Je dirai que cela dépend du talent de l’acteur.
S’il maitrise à la perfection son rôle, il peut devenir un expert dans l’art de la manipulation.
Par exemple, en parlant à voix basse et en employant un ton monotone, son auditoire sera contraint de tendre l’oreille et de se pencher vers lui.
En faisant des reproches à son entourage, l’amenant parfois à se culpabiliser, il peut ainsi obtenir en retour bien des faveurs.
Que ce soit dans son univers professionnel, au niveau de son couple ou vis à vis de ses amis, sa relation avec « l’autre » sera bien souvent « en dents de scie » et se fera à grands renforts de plaintes, de mécontentements et de larmes.
Ce jeu n’ayant pas d’autre finalité que d’emprisonner « l’autre » dans la relation !
Il faut bien reconnaitre qu’en présence d’une personne ayant choisi le jouer le rôle de la victime, on se sent en général mal à l’aise, ne sachant quelle attitude employer et quels mots prononcer.
Finalement, on en viendra à la fréquenter de moins en moins et dans tous les cas, pour ne pas se faire « bouffer son énergie », on préfèrera limiter au maximum le temps qu’on souhaite lui consacrer.
Comme nous l’avons bien compris, le bourreau est indispensable au fonctionnement de celui (ou celle) qui joue le rôle de la victime et de celui (ou celle) qui joue le rôle du sauveteur.
C’est la raison pour laquelle le triangle de karpman est aussi appelé : « le triangle dramatique ».
Pour jouer le rôle du « méchant loup », le bourreau devra utiliser un discours logique et développer des arguments qu’il considère comme la vérité avec un grand « V ».
Il n’a pas conscience que sa propre carte du monde n’est pas le territoire et que sa vision du monde est forcément subjective.
Le profil psychologique du bourreau est avant tout lié à sa notion personnelle de l’injustice et de la réparation.

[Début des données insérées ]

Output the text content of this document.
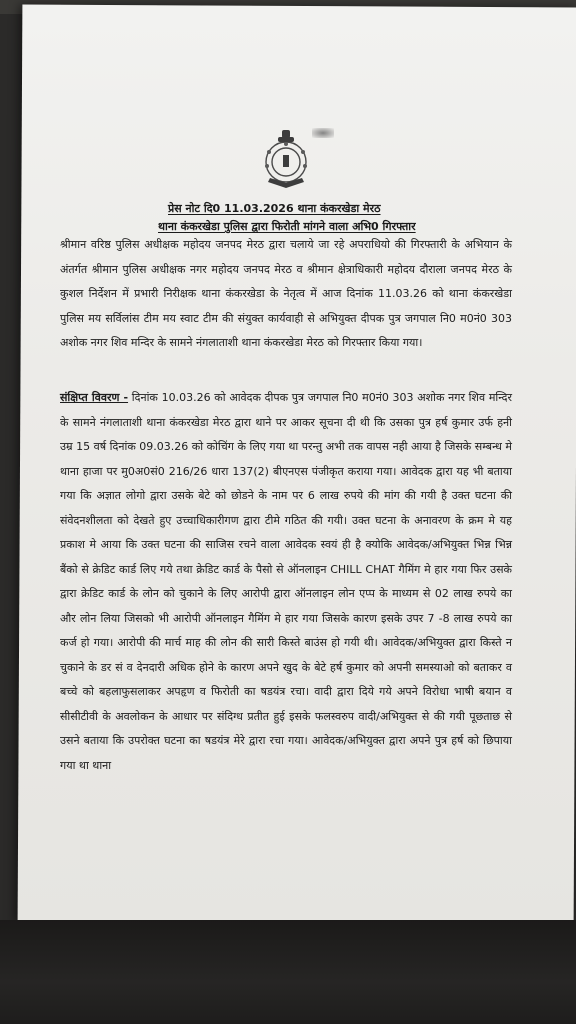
प्रेस नोट दि0 11.03.2026 थाना कंकरखेडा मेरठ
थाना कंकरखेडा पुलिस द्वारा फिरोती मांगने वाला अभि0 गिरफ्तार
श्रीमान वरिष्ठ पुलिस अधीक्षक महोदय जनपद मेरठ द्वारा चलाये जा रहे अपराधियो की गिरफ्तारी के अभियान के अंतर्गत श्रीमान पुलिस अधीक्षक नगर महोदय जनपद मेरठ व श्रीमान क्षेत्राधिकारी महोदय दौराला जनपद मेरठ के कुशल निर्देशन में प्रभारी निरीक्षक थाना कंकरखेडा के नेतृत्व में आज दिनांक 11.03.26 को थाना कंकरखेडा पुलिस मय सर्विलांस टीम मय स्वाट टीम की संयुक्त कार्यवाही से अभियुक्त दीपक पुत्र जगपाल नि0 म0नं0 303 अशोक नगर शिव मन्दिर के सामने नंगलाताशी थाना कंकरखेडा मेरठ को गिरफ्तार किया गया।
संक्षिप्त विवरण - दिनांक 10.03.26 को आवेदक दीपक पुत्र जगपाल नि0 म0नं0 303 अशोक नगर शिव मन्दिर के सामने नंगलाताशी थाना कंकरखेडा मेरठ द्वारा थाने पर आकर सूचना दी थी कि उसका पुत्र हर्ष कुमार उर्फ हनी उम्र 15 वर्ष दिनांक 09.03.26 को कोचिंग के लिए गया था परन्तु अभी तक वापस नही आया है जिसके सम्बन्ध मे थाना हाजा पर मु0अ0सं0 216/26 धारा 137(2) बीएनएस पंजीकृत कराया गया। आवेदक द्वारा यह भी बताया गया कि अज्ञात लोगो द्वारा उसके बेटे को छोडने के नाम पर 6 लाख रुपये की मांग की गयी है उक्त घटना की संवेदनशीलता को देखते हुए उच्चाधिकारीगण द्वारा टीमे गठित की गयी। उक्त घटना के अनावरण के क्रम मे यह प्रकाश मे आया कि उक्त घटना की साजिस रचने वाला आवेदक स्वयं ही है क्योकि आवेदक/अभियुक्त भिन्न भिन्न बैंको से क्रेडिट कार्ड लिए गये तथा क्रेडिट कार्ड के पैसो से ऑनलाइन CHILL CHAT गैमिंग मे हार गया फिर उसके द्वारा क्रेडिट कार्ड के लोन को चुकाने के लिए आरोपी द्वारा ऑनलाइन लोन एप्प के माध्यम से 02 लाख रुपये का और लोन लिया जिसको भी आरोपी ऑनलाइन गैमिंग मे हार गया जिसके कारण इसके उपर 7 -8 लाख रुपये का कर्ज हो गया। आरोपी की मार्च माह की लोन की सारी किस्ते बाउंस हो गयी थी। आवेदक/अभियुक्त द्वारा किस्ते न चुकाने के डर सं व देनदारी अधिक होने के कारण अपने खुद के बेटे हर्ष कुमार को अपनी समस्याओ को बताकर व बच्चे को बहलाफुसलाकर अपहृण व फिरोती का षडयंत्र रचा। वादी द्वारा दिये गये अपने विरोधा भाषी बयान व सीसीटीवी के अवलोकन के आधार पर संदिग्ध प्रतीत हुई इसके फलस्वरुप वादी/अभियुक्त से की गयी पूछताछ से उसने बताया कि उपरोक्त घटना का षडयंत्र मेरे द्वारा रचा गया। आवेदक/अभियुक्त द्वारा अपने पुत्र हर्ष को छिपाया गया था थाना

C’est la raison pour laquelle, il a mis en place tout un système de lois et de règlements auxquels les autres sont priés de se soumettre.
Dans le cas inverse, il « monte facilement sur ses grands chevaux » !
Evidemment pour jouer ce rôle, il ne faut pas hésiter à se mettre en colère et cela à chaque fois qu’une résistance vient jouer le « grain de sable » qui va enrailler sa machine (c’est-à-dire son système de croyances basé sur l’idée qu’il se fait de la perfection).
Oui, le bourreau a une grande estime de soi. Il a besoin de s’affirmer, coûte que coûte !
Mais ne nous y trompons pas. Cette attitude reflète une grande faiblesse !
Il se délecte des situations conflictuelles qu’il a lui-même créées car il a l’art d’être tour à tour juge et avocat.
Comme nous pouvons nous y attendre, c’est la personne qui joue le rôle de la victime qui va en souffrir le plus. Le sauveteur, qui joue le rôle du sauveur, ne sera pas non plus épargné.
Ainsi, il n’hésitera pas à entraîner son entourage dans des situations conflictuelles qui vont entraîner de la souffrance, notamment vis-à-vis de la victime.
Ce qu’il y a de remarquable et de déstabilisant, c’est qu’à partir du moment où le bourreau prend conscience qu’il « a dépassé les bornes », il n’hésitera pas à provoquer certaines personnes pour qu’elles deviennent son propre bourreau !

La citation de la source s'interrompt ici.